こいつ、その時には既にここまで計算してたってのか。
自分のスマホでニュース記事をいくつか確認してみたが、美鳥に関する記事は、確かにどれもピアニッシモの記事と同じように、フィギュアスケーターとして表現にこだわり、それ故に苦悩し、葛藤の末に自分を貫いた今回の演技にいたったのだと……どの記事もおよそ好意的に書かれていた。
応援していた人間に対する裏切りだとか、勝手な行動だとか、危惧していた反応は今のところ見当たらない。
「好意的な記事ばかりが出れば、当然世論もこちら側に傾く。恨みつらみを言いたいだろうスケート連盟は、某有名音楽家とうちの学校からの脅しに近い抗議文で下手な発言は出来ない状態だろうし……この状況で美鳥君の事を悪者にするのは難しいだろうねぇ。」
ニンマリと悪魔の笑みを浮かべる晃に、開いた口が塞がらない。
「あとは今日、学校で美鳥君に集まってるだろう記者さんたちを相手に雑誌の内容は全て真実ですって語ってくれれば完璧よ。……って、何、二人ともなんなのさ、その目は。」
不機嫌そうに口をへの字に曲げる晃に、俺と木崎はほとんど同時に深いため息をついた。
「……お前さ、政治家にでもなった方がいいんじゃねぇの?」
思わずそう口にすれば、晃の隣で木崎が盛大に頷く。
全て良い方に動いている。でもそれらは全てにおいて晃の手のひらで踊らされた結果だ。
学校どころかついにはマスコミすら手玉に取り始めた友人様の手腕は、どうしても、どうしても、手放しで喜べない。
なにせ、明日は我が身なんだから。
「僕が動くのは楽しそうな事か、友人の為だけだよ。……というわけで、」
ニヤリとその口元に再び悪魔の笑みが浮かぶ。
「今後の楽しい計画の話をしようか。」
まだ何かあるのか!?
俺と同じように目を見開いて動揺したところをみると、どうやら木崎もこの先の話は初耳らしい。

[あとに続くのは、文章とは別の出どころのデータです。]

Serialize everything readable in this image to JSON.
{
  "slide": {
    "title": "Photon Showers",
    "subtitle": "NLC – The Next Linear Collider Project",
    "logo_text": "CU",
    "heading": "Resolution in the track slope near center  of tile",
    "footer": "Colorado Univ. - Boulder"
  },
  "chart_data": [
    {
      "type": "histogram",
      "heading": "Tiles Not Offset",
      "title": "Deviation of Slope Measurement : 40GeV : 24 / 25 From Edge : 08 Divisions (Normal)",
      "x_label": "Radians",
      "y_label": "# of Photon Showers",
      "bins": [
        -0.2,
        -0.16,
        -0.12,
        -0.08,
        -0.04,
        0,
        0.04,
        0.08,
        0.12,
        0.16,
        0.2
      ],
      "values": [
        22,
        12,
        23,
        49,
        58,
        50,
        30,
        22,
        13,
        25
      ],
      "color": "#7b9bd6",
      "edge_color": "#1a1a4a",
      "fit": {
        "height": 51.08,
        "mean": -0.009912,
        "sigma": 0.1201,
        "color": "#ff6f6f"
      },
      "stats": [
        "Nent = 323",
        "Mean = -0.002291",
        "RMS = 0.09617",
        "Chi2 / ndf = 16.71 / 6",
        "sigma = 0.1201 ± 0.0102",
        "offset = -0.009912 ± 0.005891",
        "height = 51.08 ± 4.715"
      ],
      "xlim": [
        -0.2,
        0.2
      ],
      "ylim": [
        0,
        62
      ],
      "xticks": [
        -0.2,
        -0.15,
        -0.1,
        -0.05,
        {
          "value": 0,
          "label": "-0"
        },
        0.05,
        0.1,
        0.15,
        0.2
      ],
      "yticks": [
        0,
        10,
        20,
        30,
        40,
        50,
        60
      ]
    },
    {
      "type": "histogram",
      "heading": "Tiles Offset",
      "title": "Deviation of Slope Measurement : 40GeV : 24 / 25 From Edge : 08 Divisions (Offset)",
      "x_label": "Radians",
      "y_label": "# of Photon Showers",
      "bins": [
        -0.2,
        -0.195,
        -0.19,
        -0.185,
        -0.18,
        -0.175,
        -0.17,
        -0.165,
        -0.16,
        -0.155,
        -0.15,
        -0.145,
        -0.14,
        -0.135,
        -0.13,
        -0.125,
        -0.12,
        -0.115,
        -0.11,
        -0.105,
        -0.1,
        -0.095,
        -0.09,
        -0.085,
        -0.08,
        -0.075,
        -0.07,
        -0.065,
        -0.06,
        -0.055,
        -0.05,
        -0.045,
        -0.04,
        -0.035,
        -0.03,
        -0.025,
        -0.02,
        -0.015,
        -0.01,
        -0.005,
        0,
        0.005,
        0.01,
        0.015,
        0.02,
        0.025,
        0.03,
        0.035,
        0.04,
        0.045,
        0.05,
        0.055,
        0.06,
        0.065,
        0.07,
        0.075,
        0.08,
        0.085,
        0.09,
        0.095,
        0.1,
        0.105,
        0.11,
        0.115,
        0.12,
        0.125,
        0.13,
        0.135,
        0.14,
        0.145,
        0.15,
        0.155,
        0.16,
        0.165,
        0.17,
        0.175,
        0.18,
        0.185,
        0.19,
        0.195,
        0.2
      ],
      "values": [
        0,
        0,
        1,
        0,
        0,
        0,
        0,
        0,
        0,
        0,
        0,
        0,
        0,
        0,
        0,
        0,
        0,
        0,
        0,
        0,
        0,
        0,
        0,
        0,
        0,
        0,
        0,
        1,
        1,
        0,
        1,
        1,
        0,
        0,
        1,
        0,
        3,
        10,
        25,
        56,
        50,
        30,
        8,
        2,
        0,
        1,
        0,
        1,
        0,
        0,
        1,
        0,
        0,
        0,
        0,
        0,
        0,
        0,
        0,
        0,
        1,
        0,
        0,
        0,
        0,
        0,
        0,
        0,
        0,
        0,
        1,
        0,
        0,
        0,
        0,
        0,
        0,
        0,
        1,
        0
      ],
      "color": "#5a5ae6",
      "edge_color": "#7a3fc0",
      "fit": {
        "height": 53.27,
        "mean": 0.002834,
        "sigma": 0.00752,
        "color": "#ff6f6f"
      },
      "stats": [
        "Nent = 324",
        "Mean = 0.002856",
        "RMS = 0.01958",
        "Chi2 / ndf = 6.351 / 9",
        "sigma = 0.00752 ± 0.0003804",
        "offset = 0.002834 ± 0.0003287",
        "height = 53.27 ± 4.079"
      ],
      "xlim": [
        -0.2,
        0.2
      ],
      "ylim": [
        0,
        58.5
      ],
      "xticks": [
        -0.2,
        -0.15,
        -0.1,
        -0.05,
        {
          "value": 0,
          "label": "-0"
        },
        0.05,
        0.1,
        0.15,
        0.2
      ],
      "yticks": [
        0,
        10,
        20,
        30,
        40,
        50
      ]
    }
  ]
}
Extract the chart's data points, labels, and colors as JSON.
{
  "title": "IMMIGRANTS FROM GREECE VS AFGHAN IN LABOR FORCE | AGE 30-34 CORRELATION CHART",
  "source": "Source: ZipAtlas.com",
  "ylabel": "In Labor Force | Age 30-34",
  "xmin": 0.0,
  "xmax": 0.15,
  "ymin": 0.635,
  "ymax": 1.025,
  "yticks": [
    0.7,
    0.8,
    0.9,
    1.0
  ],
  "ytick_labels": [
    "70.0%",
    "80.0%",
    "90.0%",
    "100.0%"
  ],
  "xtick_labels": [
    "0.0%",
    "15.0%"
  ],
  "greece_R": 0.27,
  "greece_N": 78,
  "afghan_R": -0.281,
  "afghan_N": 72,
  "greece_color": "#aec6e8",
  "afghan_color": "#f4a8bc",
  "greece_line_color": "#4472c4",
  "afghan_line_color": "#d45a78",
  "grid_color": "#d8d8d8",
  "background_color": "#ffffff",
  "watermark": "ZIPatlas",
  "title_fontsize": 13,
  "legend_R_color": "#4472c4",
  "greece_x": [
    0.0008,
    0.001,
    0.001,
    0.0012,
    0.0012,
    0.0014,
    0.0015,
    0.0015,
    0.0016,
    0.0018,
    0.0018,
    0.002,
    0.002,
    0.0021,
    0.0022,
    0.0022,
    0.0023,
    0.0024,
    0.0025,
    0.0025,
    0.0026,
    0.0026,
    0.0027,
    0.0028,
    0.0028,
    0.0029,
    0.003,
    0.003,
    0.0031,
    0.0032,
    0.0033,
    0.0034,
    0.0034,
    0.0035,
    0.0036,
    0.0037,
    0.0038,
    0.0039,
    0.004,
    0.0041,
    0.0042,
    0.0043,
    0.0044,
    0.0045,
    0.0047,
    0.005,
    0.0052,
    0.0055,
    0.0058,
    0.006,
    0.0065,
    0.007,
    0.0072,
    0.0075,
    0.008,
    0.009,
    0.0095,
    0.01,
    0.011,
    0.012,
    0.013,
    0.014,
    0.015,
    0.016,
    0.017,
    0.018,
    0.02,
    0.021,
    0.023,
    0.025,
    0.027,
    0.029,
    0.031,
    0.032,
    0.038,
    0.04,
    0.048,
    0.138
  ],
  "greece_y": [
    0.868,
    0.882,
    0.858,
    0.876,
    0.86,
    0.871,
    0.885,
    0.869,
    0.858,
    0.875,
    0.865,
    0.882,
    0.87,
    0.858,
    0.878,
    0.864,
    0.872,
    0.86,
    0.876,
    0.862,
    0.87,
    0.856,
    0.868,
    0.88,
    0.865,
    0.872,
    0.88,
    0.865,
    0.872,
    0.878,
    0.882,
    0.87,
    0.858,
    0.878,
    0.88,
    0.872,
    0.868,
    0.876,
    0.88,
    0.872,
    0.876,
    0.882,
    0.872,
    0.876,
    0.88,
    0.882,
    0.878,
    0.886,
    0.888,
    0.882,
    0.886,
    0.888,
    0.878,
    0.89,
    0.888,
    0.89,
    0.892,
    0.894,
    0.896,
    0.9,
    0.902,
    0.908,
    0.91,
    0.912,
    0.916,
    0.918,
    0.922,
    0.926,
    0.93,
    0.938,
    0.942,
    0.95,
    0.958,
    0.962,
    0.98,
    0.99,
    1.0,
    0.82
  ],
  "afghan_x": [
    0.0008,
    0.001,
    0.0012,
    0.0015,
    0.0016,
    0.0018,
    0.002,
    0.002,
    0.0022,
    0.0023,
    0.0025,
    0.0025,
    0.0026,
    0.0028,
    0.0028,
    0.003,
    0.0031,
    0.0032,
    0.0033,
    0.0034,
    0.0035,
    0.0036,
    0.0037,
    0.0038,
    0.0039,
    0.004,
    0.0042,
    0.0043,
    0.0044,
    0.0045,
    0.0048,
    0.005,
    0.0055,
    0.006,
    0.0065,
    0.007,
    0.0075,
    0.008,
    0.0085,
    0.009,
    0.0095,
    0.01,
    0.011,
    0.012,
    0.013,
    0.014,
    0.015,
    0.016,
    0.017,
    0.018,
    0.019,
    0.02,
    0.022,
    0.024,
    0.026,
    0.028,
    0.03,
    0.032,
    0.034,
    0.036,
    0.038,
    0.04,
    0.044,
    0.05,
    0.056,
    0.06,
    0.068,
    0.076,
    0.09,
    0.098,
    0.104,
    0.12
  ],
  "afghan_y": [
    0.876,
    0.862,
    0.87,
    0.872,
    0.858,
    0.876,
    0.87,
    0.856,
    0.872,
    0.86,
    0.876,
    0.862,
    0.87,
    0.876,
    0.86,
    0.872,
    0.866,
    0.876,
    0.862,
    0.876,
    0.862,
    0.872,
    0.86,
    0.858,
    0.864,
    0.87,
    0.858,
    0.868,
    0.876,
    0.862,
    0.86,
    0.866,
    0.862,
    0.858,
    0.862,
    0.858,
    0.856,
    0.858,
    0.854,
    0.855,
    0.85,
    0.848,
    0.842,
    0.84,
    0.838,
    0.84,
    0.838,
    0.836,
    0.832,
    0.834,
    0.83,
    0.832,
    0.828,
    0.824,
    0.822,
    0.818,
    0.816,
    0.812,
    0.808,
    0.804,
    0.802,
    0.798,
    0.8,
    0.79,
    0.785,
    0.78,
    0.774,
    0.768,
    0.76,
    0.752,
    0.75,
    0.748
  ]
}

「な、聞いてないぞ。藍原、お前まだ何か企んでるのか!?」
胸ぐらを掴まんばかりに詰め寄る木崎にも、晃は涼しい顔だ。
「企むなんて人聞き悪いなぁ。僕はただスケート部の部長として提案と話し合いがしたいだけだよ。……部員全員でね。」
突然晃の手がすっと真上に伸ばされ、ぶんぶんと大きく振られる。
何事かと振り返って視線の先を目で追えば、レストランの入口でこちらに向かって控えめに手を振り返す飛鳥の姿があった。